Il presidente del consiglio comunale di una delle tre città destinate alla fusione replica a quello del consiglio regionale Lorenzo Sospiri dandogli "ragione" viste le dichiarazioni fatte da lui in occasione del cambio di nome della città di Popoli. Il nome è stato scelto nel 2014 dai cittadini e se lo si vuole cambiare vanno consultati di nuovo

“Ha ragione il presidente del consiglio regionale: il nome della nuova città non è argomento di dibattito, infatti non può essere Pescara. Lorenzo Sospiri sa perfettamente che con legge regionale non è possibile cambiare il nome di una città, e dunque della Nuova Pescara”.

Chiare le parole con cui il presidente del consiglio comunale di Spoltore Lucio Matricciani risponde a quello del consiglio regionale sul nome che avrà la città metropolitana che nascerà dalla fusione dei comuni di Pescara, Montesilvano e appunto Spoltore. Non solo “Pescara” dunque come ha ribadito proprio Sospiri e questo perché, aggiunge Matricciani entrando nello scontro sul nome iniziato già quando della nuova città si è iniziato a parlare, “lo ha ribadito di recente la stessa Regione affrontando la questione della denominazione della città di Popoli, in una delibera del consiglio firmata da un certo Sospiri dove è scritto, e cito testualmente, 'fin dalle prime pronunce in materia, la corte costituzionale ha affermato che l'obbligo di sentire le popolazioni interessate costituisce un principio inderogabile a tutela della partecipazione delle comunità locali all'adozione di decisioni fondamentali che le riguardino e, pertanto, a garanzia della loro autonomia nei confronti delle Regioni' e che 'per quanto concerne le modalità della consultazione, i giudici di palazzo della consulta hanno stabilito, e più volte ribadito, che le popolazioni interessate debbano essere sentite direttamente mediante 'referendum', quale strumento indispensabile per appagarne le esigenze partecipative”.

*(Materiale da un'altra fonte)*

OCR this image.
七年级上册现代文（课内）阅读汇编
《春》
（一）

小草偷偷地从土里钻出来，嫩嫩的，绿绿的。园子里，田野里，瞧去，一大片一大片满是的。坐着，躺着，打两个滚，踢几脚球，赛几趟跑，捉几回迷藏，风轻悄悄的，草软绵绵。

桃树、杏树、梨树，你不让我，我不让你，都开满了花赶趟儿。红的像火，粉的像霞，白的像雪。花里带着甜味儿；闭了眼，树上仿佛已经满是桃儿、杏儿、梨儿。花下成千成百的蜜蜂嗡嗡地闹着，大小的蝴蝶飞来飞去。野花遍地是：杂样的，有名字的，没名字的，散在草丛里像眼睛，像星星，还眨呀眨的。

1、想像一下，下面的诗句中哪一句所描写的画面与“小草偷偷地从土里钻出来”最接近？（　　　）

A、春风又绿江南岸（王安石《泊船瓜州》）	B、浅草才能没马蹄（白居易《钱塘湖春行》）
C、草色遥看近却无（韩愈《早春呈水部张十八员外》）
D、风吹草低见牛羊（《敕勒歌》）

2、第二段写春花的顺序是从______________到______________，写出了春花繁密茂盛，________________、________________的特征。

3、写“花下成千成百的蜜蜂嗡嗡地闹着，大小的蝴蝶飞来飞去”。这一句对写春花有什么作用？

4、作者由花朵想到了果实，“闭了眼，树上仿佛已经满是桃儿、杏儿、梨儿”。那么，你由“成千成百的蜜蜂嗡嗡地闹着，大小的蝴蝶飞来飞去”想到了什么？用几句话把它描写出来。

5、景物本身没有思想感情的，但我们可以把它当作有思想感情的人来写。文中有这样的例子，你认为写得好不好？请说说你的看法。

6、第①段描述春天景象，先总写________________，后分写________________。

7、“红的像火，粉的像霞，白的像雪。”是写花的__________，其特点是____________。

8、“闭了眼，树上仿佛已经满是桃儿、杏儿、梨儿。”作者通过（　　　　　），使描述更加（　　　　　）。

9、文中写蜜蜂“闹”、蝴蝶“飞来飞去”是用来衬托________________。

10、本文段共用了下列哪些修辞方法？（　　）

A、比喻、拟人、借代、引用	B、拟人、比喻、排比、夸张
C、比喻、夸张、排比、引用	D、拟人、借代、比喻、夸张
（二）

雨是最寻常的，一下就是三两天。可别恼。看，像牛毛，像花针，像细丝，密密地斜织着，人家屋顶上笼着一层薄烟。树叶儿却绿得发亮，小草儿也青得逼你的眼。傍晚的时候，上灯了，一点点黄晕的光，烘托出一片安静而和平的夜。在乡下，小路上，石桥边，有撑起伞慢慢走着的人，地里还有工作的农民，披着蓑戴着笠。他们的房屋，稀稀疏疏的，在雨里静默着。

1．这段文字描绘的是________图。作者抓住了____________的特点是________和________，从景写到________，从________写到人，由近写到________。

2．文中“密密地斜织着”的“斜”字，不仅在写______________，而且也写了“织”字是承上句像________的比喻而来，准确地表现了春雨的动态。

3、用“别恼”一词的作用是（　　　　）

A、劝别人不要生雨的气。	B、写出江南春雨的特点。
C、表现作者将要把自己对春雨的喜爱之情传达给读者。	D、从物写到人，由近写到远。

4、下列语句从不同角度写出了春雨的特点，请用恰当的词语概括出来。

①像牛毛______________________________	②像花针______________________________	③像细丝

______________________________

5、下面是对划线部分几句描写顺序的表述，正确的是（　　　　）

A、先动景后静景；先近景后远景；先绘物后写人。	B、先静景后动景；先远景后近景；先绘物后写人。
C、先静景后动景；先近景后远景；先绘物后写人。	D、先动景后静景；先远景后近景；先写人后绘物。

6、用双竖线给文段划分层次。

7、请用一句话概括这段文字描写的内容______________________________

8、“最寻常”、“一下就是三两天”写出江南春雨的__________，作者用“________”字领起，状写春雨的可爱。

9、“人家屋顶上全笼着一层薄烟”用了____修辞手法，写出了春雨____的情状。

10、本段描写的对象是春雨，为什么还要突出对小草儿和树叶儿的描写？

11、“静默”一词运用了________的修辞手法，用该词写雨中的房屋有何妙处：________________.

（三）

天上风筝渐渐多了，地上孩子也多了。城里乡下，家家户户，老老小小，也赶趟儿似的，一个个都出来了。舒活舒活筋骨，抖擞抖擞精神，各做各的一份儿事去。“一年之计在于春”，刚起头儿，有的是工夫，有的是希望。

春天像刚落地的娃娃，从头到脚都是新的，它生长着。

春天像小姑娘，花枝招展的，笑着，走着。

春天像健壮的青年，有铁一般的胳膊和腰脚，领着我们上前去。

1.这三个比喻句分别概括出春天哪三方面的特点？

“Sempre il documento firmato Sospiri annota che 'la consultazione delle popolazioni interessate non può essere surrogata da pareri emessi dai Comuni e dalle Province'. Mi chiedo – incalza Matricciani - che senso abbia avuto passare anni ad ascoltare sproloqui sul dovere politico e morale di rispettare il referendum del 2014, quando poi si pensa di poter lanciare a mezzo stampa un vero e proprio editto, in totale contrasto con quella che fino a ieri veniva indicata come 'volontà popolare'. È avvilente, infine, la scarsa considerazione riservata al lavoro dell'assemblea costituente e delle commissioni, dove ormai quasi due anni fa il costituzionalista Romano Orru ha spiegato quello che Sospiri non ha ancora capito: cioè – conclude - che qualsiasi modifica al nome, senza un nuovo referendum, sarebbe incostituzionale”.